Published: 15 March 2005

Abstract

Background

Beta-barrel transmembrane (bbtm) proteins are a functionally important and diverse group of proteins expressed in the outer membranes of bacteria (both gram negative and acid fast gram positive), mitochondria and chloroplasts. Despite recent publications describing reasonable levels of accuracy for discriminating between bbtm proteins and other proteins, screening of entire genomes remains troublesome as these molecules only constitute a small fraction of the sequences screened. Therefore, novel methods are still required capable of detecting new families of bbtm protein in diverse genomes.

Results

We present TMB-Hunt, a program that uses a k-Nearest Neighbour (k-NN) algorithm to discriminate between bbtm and non-bbtm proteins on the basis of their amino acid composition.
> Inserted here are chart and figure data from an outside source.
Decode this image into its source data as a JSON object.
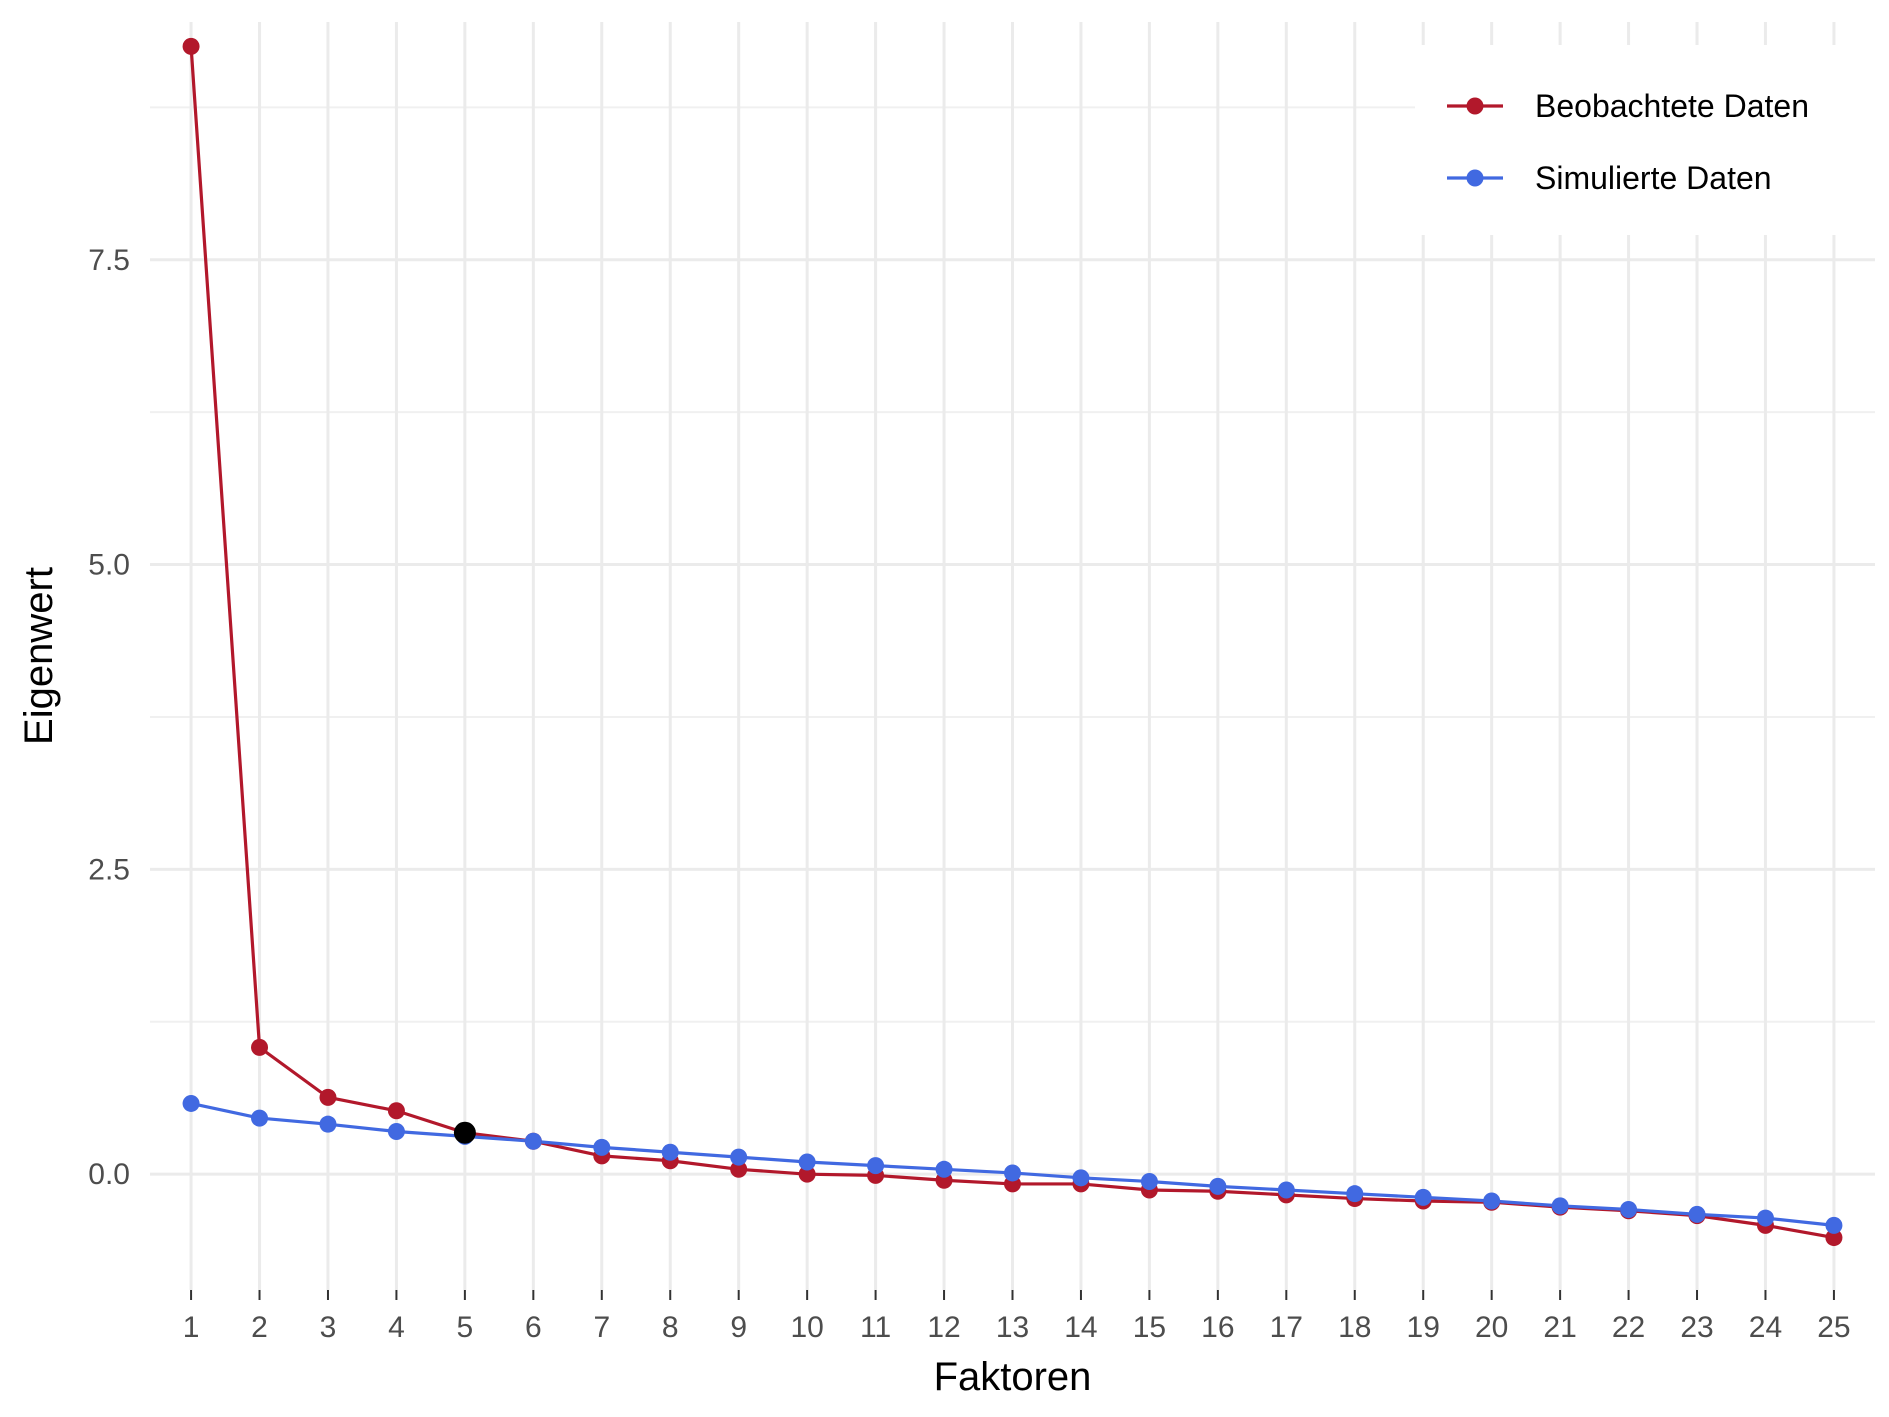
{
  "chart_data": {
    "type": "line",
    "title": "",
    "xlabel": "Faktoren",
    "ylabel": "Eigenwert",
    "x": [
      1,
      2,
      3,
      4,
      5,
      6,
      7,
      8,
      9,
      10,
      11,
      12,
      13,
      14,
      15,
      16,
      17,
      18,
      19,
      20,
      21,
      22,
      23,
      24,
      25
    ],
    "x_tick_labels": [
      "1",
      "2",
      "3",
      "4",
      "5",
      "6",
      "7",
      "8",
      "9",
      "10",
      "11",
      "12",
      "13",
      "14",
      "15",
      "16",
      "17",
      "18",
      "19",
      "20",
      "21",
      "22",
      "23",
      "24",
      "25"
    ],
    "y_ticks": [
      0.0,
      2.5,
      5.0,
      7.5
    ],
    "y_tick_labels": [
      "0.0",
      "2.5",
      "5.0",
      "7.5"
    ],
    "ylim": [
      -0.95,
      9.45
    ],
    "xlim": [
      0.4,
      25.6
    ],
    "grid": true,
    "legend_position": "top-right",
    "series": [
      {
        "name": "Beobachtete Daten",
        "color": "#B2182B",
        "values": [
          9.25,
          1.04,
          0.63,
          0.52,
          0.34,
          0.27,
          0.15,
          0.11,
          0.04,
          0.0,
          -0.01,
          -0.05,
          -0.08,
          -0.08,
          -0.13,
          -0.14,
          -0.17,
          -0.2,
          -0.22,
          -0.23,
          -0.27,
          -0.3,
          -0.34,
          -0.42,
          -0.52
        ]
      },
      {
        "name": "Simulierte Daten",
        "color": "#4169E1",
        "values": [
          0.58,
          0.46,
          0.41,
          0.35,
          0.31,
          0.27,
          0.22,
          0.18,
          0.14,
          0.1,
          0.07,
          0.04,
          0.01,
          -0.03,
          -0.06,
          -0.1,
          -0.13,
          -0.16,
          -0.19,
          -0.22,
          -0.26,
          -0.29,
          -0.33,
          -0.36,
          -0.42
        ]
      }
    ],
    "highlight_point": {
      "x": 5,
      "y": 0.34,
      "color": "#000000"
    }
  }
}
By including differentially weighted amino acids, evolutionary information and by calibrating the scoring, an accuracy of 92.5% was achieved, with 91% sensitivity and 93.8% positive predictive value (PPV), using a rigorous cross-validation procedure.

A major advantage of this approach is that because it does not rely on beta-strand detection, it does not require resolved structures and thus larger, more representative, training sets could be used. It is therefore believed that this approach will be invaluable in complementing other, physicochemical and homology based methods. This was demonstrated by the correct reassignment of a number of proteins which other predictors failed to classify. We have used the algorithm to screen several genomes and have discussed our findings.

Conclusion

TMB-Hunt achieves a prediction accuracy level better than other approaches published to date. Results were significantly enhanced by use of evolutionary information and a system for calibrating k-NN scoring. Because the program uses a distinct approach to that of other discriminators and thus suffers different liabilities, we believe it will make a significant contribution to the development of a consensus approach for bbtm protein detection.